I recall the days where I hesitated before making a joke because I wasn’t sure if my boyfriend would laugh. Now, I don’t think twice before saying anything. We spend so much time together that we have kind of merged our personalities together. We're best friends; we just get each other.
THEN: You didn't talk about what was bothering you because you didn't want to fight.
NOW: You've had some big fights, but that's because you work on your problems.
In my opinion, fighting in a relationship is not necessarily a bad thing. Sometimes, fighting shows that you care. Disagreeing and breaking up is the easy way out; truly repairing a problem and talking it out takes hard work. Obviously, if you’re fighting every day there is a deeper issue. But, I’m not afraid to raise my voice sometimes. I know we’ll get through it in the end.
THEN: Your family members were always on their best behavior when your significant other was around.
NOW: You're one big family.
I don’t know who’s more nervous when you bring a date home: your date or your parents. Parents try so hard to be likable and friendly, while the date is just trying to remember everyone’s name. The more time you spend together, the more comfortable your family and your significant other get with each other. After two years of dating, my boyfriend has been accepted into my family like he’s one of their own.
THEN: You were easily embarrassed.
NOW: Nothing phases you.
Back in the day, I was deathly afraid that I was going to fart, burp or sneeze in front of my significant other. To an extent, I still am. I’ve never been the type to giggle at farts or participate in burping contests. The truth is, it’s impossible to spend all of your free time with someone and NOT fart/burp/sneeze etc. When it happens now, it doesn’t embarrass me as much as it used to.
THEN: In the back of your mind, you're worried about being cheated on.
NOW: Your relationship is rock solid.
Every fledgling relationship goes through moments of jealousy and anxiety. No one wants to be cheated on! Most of the time, these worries are unfounded and will go away with time. Two years is a long time to build trust in someone, and my man has never given me a reason to doubt him.
THEN: You thought you were falling in love with them.
NOW: You can't imagine life without them.

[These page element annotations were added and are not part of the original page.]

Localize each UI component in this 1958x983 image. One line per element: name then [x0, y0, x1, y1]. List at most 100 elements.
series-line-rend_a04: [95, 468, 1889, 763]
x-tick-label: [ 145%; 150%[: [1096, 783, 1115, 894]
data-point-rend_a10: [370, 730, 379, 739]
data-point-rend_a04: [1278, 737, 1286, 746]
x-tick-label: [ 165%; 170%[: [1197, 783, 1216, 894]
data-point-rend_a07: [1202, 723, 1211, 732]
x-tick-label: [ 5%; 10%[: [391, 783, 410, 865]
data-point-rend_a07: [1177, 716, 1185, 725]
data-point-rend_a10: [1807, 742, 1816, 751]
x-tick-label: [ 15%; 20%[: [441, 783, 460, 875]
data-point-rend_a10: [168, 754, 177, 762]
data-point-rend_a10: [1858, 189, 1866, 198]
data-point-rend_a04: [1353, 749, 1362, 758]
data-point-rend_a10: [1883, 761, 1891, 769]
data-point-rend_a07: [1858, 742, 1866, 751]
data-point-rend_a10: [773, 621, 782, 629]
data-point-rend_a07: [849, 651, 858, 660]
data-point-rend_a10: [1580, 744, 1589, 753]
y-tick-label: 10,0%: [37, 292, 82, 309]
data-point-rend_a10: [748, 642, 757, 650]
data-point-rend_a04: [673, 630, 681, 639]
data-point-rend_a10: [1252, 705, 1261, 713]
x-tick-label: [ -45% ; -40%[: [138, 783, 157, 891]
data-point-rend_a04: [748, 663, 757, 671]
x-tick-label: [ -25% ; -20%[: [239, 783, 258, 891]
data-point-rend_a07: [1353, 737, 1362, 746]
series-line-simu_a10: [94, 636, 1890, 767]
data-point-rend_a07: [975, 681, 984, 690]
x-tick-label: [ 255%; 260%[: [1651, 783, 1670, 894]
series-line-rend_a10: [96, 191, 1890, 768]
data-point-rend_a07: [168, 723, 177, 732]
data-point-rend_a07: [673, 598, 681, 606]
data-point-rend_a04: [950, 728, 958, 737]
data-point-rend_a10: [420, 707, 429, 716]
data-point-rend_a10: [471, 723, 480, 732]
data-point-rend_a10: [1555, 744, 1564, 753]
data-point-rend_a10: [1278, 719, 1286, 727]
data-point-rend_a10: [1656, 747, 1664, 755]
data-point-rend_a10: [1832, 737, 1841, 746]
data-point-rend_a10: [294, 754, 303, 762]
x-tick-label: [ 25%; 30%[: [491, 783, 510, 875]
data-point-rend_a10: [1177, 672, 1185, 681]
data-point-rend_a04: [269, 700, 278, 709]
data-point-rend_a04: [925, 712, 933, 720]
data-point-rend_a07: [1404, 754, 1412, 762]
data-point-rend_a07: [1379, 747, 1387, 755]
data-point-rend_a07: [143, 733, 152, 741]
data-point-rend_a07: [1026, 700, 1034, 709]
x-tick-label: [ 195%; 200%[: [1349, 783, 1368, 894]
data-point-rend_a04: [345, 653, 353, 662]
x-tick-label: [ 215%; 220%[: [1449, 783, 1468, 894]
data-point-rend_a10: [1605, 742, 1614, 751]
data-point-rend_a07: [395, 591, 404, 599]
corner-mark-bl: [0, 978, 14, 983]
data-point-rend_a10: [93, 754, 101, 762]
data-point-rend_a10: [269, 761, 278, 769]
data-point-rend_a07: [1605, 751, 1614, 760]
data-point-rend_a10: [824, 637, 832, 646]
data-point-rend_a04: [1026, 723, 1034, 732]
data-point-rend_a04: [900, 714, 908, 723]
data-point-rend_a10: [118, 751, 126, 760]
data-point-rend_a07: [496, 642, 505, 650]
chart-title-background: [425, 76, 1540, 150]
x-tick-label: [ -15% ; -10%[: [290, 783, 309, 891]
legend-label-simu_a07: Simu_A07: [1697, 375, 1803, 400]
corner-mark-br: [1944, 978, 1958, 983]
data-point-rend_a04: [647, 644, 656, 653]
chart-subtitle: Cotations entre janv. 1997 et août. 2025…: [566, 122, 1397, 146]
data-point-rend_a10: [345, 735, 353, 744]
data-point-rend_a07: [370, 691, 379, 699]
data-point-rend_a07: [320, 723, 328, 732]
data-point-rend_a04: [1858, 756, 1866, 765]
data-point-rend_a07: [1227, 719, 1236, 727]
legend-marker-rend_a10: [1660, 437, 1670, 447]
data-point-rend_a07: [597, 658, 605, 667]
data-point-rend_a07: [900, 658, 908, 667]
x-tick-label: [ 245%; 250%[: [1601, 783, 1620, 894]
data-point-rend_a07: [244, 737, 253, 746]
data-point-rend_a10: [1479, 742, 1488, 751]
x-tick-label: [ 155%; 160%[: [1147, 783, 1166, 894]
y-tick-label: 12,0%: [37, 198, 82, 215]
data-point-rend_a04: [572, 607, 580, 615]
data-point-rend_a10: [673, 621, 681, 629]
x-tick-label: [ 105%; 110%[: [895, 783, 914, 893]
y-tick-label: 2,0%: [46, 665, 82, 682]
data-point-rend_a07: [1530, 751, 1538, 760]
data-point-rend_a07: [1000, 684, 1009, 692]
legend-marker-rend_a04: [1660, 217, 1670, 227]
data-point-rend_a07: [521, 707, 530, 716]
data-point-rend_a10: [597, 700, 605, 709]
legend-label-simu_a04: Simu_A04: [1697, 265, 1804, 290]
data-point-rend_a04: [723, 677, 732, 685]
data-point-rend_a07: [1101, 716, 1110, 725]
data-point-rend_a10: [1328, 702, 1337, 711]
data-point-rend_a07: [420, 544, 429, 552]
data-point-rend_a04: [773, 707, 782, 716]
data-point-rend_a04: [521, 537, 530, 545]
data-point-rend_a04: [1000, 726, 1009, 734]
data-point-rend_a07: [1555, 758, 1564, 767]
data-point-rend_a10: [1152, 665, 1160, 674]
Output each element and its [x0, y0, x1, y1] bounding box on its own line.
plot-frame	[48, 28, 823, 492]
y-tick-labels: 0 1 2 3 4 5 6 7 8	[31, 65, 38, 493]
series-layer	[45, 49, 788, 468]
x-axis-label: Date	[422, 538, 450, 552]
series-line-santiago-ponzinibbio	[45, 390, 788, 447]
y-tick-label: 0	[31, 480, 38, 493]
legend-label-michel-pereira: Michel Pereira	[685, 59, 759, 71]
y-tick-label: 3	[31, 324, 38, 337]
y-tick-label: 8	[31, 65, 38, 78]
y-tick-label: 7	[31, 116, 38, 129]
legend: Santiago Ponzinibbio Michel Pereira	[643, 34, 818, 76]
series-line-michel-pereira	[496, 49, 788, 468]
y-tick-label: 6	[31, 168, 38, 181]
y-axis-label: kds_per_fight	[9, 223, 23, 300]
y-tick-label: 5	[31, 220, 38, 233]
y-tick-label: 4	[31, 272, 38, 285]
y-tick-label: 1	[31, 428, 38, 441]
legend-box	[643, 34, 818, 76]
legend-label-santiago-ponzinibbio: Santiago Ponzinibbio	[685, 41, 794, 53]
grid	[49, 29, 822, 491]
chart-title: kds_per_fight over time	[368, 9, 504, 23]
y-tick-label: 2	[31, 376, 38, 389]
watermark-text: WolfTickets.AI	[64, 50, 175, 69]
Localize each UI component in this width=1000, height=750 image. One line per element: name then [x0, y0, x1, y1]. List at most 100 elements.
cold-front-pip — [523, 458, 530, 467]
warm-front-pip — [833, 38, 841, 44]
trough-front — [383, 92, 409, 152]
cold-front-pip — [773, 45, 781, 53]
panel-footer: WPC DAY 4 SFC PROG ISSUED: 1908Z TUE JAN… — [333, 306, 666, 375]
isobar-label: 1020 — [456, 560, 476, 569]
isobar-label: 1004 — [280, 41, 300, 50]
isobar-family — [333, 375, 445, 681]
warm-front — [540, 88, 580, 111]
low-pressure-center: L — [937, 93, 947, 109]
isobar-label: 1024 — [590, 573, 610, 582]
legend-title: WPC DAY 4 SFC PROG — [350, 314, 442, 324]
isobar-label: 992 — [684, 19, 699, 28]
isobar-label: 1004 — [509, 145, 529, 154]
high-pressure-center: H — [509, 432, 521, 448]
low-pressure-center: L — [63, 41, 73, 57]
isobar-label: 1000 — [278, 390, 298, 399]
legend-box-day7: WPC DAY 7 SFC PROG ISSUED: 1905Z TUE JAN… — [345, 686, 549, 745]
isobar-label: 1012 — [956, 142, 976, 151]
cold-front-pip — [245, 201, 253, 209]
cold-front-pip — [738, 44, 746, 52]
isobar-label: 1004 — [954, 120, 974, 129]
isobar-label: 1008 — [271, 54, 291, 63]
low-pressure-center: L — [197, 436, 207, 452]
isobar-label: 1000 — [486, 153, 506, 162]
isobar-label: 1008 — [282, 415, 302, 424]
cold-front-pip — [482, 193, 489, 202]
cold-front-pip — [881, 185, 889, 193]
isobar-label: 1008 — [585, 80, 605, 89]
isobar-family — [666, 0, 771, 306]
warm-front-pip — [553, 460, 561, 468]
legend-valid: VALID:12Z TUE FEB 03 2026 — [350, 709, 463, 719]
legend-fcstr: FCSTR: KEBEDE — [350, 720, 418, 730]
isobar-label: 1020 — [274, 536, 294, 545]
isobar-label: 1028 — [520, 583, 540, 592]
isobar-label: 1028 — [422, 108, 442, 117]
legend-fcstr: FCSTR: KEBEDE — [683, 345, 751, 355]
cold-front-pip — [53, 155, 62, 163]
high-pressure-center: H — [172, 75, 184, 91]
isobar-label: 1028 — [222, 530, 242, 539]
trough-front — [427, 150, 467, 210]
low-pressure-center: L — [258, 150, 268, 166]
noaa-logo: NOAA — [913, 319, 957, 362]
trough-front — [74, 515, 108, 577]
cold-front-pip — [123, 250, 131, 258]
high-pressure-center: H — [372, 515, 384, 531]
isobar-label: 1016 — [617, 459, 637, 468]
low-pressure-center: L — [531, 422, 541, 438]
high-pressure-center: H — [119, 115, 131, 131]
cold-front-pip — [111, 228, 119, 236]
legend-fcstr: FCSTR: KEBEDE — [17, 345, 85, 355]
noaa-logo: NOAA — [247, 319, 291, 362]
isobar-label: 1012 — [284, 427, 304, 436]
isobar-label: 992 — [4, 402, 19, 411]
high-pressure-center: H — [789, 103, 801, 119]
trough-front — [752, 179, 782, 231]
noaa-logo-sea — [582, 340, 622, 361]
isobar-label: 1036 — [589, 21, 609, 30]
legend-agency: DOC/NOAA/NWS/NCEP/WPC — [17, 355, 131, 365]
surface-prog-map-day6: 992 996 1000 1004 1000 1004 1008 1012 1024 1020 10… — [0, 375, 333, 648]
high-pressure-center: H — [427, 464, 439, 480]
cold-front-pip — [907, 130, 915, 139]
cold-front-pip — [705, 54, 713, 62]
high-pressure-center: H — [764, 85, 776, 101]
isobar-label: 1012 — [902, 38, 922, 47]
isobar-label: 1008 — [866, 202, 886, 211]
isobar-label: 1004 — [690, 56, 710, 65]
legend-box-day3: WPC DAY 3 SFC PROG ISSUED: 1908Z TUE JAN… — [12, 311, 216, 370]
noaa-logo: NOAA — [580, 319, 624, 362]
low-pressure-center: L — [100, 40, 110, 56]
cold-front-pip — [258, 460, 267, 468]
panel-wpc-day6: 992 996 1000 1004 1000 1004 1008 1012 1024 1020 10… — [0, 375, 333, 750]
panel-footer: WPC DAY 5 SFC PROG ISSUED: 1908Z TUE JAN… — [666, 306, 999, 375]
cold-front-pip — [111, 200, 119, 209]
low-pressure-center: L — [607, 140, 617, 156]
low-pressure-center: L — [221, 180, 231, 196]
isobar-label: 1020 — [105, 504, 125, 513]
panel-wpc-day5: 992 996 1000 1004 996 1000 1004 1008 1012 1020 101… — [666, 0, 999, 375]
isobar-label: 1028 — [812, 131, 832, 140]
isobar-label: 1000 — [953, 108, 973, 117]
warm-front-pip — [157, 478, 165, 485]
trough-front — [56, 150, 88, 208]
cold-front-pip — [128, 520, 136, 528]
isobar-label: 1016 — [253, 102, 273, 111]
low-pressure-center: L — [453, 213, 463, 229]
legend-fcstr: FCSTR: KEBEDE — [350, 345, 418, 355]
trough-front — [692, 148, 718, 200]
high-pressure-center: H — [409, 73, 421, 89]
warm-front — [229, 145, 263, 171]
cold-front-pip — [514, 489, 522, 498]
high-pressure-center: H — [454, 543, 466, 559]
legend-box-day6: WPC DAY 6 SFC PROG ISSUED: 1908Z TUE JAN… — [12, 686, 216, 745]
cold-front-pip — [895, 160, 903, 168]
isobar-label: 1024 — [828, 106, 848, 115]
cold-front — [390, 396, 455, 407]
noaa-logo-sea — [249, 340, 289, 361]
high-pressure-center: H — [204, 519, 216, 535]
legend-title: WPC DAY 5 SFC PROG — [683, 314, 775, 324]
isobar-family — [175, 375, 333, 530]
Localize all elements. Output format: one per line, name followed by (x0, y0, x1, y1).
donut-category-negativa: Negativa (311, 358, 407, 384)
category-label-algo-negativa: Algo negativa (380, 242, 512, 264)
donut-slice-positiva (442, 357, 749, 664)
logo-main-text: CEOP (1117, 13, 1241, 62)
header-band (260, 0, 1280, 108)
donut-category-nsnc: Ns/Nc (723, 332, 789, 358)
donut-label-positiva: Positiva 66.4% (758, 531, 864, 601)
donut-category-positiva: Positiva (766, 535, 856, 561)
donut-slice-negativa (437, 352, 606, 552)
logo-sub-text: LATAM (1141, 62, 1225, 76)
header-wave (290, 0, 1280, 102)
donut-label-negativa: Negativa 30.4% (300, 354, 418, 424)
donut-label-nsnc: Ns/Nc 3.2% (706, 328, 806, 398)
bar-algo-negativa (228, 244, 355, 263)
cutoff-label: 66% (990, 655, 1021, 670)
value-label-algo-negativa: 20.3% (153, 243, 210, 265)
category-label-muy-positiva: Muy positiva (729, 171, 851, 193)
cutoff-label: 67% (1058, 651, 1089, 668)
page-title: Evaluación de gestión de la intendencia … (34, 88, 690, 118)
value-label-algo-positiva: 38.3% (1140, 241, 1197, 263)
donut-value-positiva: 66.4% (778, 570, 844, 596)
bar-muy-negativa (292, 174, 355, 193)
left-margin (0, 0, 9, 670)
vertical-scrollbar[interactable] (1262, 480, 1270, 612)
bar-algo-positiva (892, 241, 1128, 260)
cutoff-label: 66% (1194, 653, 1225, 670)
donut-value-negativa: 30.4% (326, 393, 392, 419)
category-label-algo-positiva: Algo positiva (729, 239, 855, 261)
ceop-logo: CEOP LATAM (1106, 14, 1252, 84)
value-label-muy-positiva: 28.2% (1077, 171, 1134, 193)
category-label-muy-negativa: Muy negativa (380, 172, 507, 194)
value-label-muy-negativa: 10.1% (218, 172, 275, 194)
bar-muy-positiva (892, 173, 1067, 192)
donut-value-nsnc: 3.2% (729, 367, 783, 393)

I remember the butterflies I felt at the beginning of our relationship. Every second we spent together was exciting and memorable. It isn’t like that anymore. We fight. We have days where we don’t do anything adventurous; we don’t even take off our pajamas! And that’s okay. Relationships cannot stay as exciting as they were in the beginning. The butterflies die down, but the love remains. I prefer this to the intensity of a new relationship. I have built a strong and lasting relationship with my boyfriend, who I plan on marrying someday. I look back on the first two months of our relationship and laugh because I thought I loved him then. In truth, I love him more every single day.